In fact, Eternal Warrior vol 1 is so separate from all the other Valiant books that you don't even need to read it before you read vol 2. Vol 2 is set 2000 years in the future and you don't need to read any other books about the Eternal Warrior first, including vol 1 of the same series.

This book occurs in the same future as Rai, but Eternal Warrior takes place on Earth and Rai takes place in an orbital space station, so there's not really any crossover to speak of. I'd recommend reading Eternal Warrior before Rai, but it's not that important.


Harbinger Wars

Bloodshot vol 2

This one almost falls under the standalone category, but its last page leads directly into Harbinger Wars. You'll want to read at least the first volume of Harbinger before you read Bloodshot vol 2; otherwise the last page isn't going to make a whole lot of sense.

The Crossover

Here's where things get dicey.

Harbinger Wars is one of those crossover events that takes place across its own self-titled miniseries, Harbinger, and Bloodshot. As in most crossovers of its type, that means a whole lot of rereading the same events from different perspectives -- Harbinger Wars focuses on Project Rising Spirit and HARD Corps, Harbinger switches between Toyo Harada and the Harbinger Foundation and Peter Stanchek and the Renegades, and Bloodshot follows Bloodshot and his team.

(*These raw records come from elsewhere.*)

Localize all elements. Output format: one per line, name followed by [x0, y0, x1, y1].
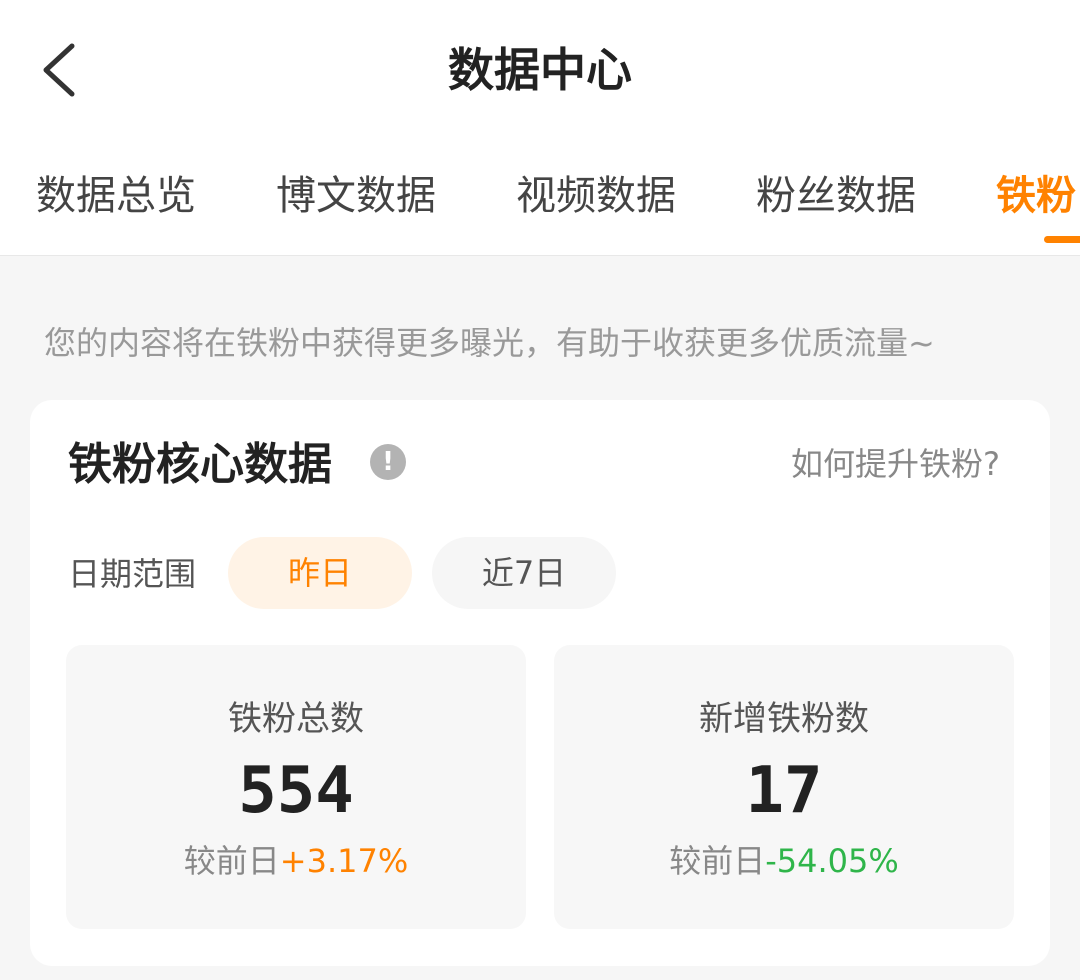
compare-label: 较前日 [183, 842, 280, 880]
date-range-label: 日期范围 [68, 555, 197, 593]
stat-compare: 较前日+3.17% [66, 837, 526, 885]
active-tab-indicator [1044, 236, 1080, 243]
stat-total-iron-fans: 铁粉总数 554 较前日+3.17% [66, 645, 526, 929]
tab-iron-fans[interactable]: 铁粉 [996, 168, 1076, 224]
top-bar: 数据中心 [0, 0, 1080, 140]
iron-fans-core-card: 铁粉核心数据 ! 如何提升铁粉? 日期范围 昨日 近7日 铁粉总数 554 较前… [30, 400, 1050, 966]
stat-value: 17 [745, 754, 823, 828]
card-title: 铁粉核心数据 [68, 439, 332, 490]
date-option-last-7-days[interactable]: 近7日 [432, 537, 616, 609]
compare-label: 较前日 [669, 842, 766, 880]
delta-value: -54.05% [765, 842, 899, 880]
stat-compare: 较前日-54.05% [554, 837, 1014, 885]
stat-value: 554 [238, 754, 354, 828]
delta-value: +3.17% [279, 842, 409, 880]
stat-label: 新增铁粉数 [699, 699, 869, 739]
info-icon[interactable]: ! [370, 444, 406, 480]
how-to-improve-link[interactable]: 如何提升铁粉? [791, 440, 1000, 488]
tab-video-data[interactable]: 视频数据 [516, 168, 676, 224]
notice-text: 您的内容将在铁粉中获得更多曝光，有助于收获更多优质流量~ [44, 324, 935, 362]
tab-overview[interactable]: 数据总览 [36, 168, 196, 224]
tab-fans-data[interactable]: 粉丝数据 [756, 168, 916, 224]
stat-label: 铁粉总数 [228, 699, 364, 739]
page-title: 数据中心 [448, 43, 632, 97]
date-option-yesterday[interactable]: 昨日 [228, 537, 412, 609]
tab-bar: 数据总览 博文数据 视频数据 粉丝数据 铁粉 [0, 140, 1080, 256]
tab-post-data[interactable]: 博文数据 [276, 168, 436, 224]
stat-new-iron-fans: 新增铁粉数 17 较前日-54.05% [554, 645, 1014, 929]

Harbinger and Harbinger Wars manage to line up pretty well with one another, but Bloodshot is paced significantly behind the other two. In both Harbinger and Harbinger Wars, Bloodshot makes it to Vegas and meets up with the Renegades in the third issue of the arc, while in Bloodshot, the third issue is a detour and he doesn't make it to Vegas until the fourth part. If you read the individual issues in the order they were published, it's jarring; they're out of sync.

So, you can either read each trade beginning-to-end, in order:

  1. Harbinger Wars
  2. Harbinger vol 3
  3. Bloodshot vol 3

or you can read the individual issues in the order they take place:

  1. Harbinger #0
  2. Harbinger Wars #1
  3. Harbinger #11
  4. Bloodshot #10
  5. Harbinger Wars #2
  6. Bloodshot #11
  7. Harbinger #12
  8. Bloodshot #12
  9. Harbinger Wars #3
  10. Harbinger #13
  11. Harbinger Wars #4
  12. Harbinger #14
  13. Bloodshot #13

Either way, you'll want to read the first two volumes each of Harbinger and Bloodshot before you read Harbinger Wars.


Unity

Not Included

The Humble Valiant Bundle doesn't include X-O Manowar vol 4, which is something of a problem as that book leads into Unity. At least, at the beginning of Unity, Aric has set up in Romania and has already crossed paths with Gilad; this doesn't happen in any of the books in the bundle and I assume it's in X-O vol 4.

Unity vol 1-2

Before you read this, you'll want to have read the first three volumes of X-O Manowar, the first three volumes of Harbinger (including the Harbinger Wars crossover), the first two volumes of Archer & Armstrong (since vol 2 introduces the Eternal Warrior, who appears in Unity), and, if you've got it, the fourth volume of X-O Manowar (which, as noted, is not included in the Humble Valiant Bundle).


And Finally...

Rai #1-#4

I would almost call Rai standalone, but it does pick up a thread from Unity vol 2, so I'd recommend reading that first. And maybe Eternal Warrior vol 2, since it takes place in the same future as Rai; there's not much overlap between them, but I think the story of Japan-as-space-station gains something if you already know what's going on down on the surface before you start.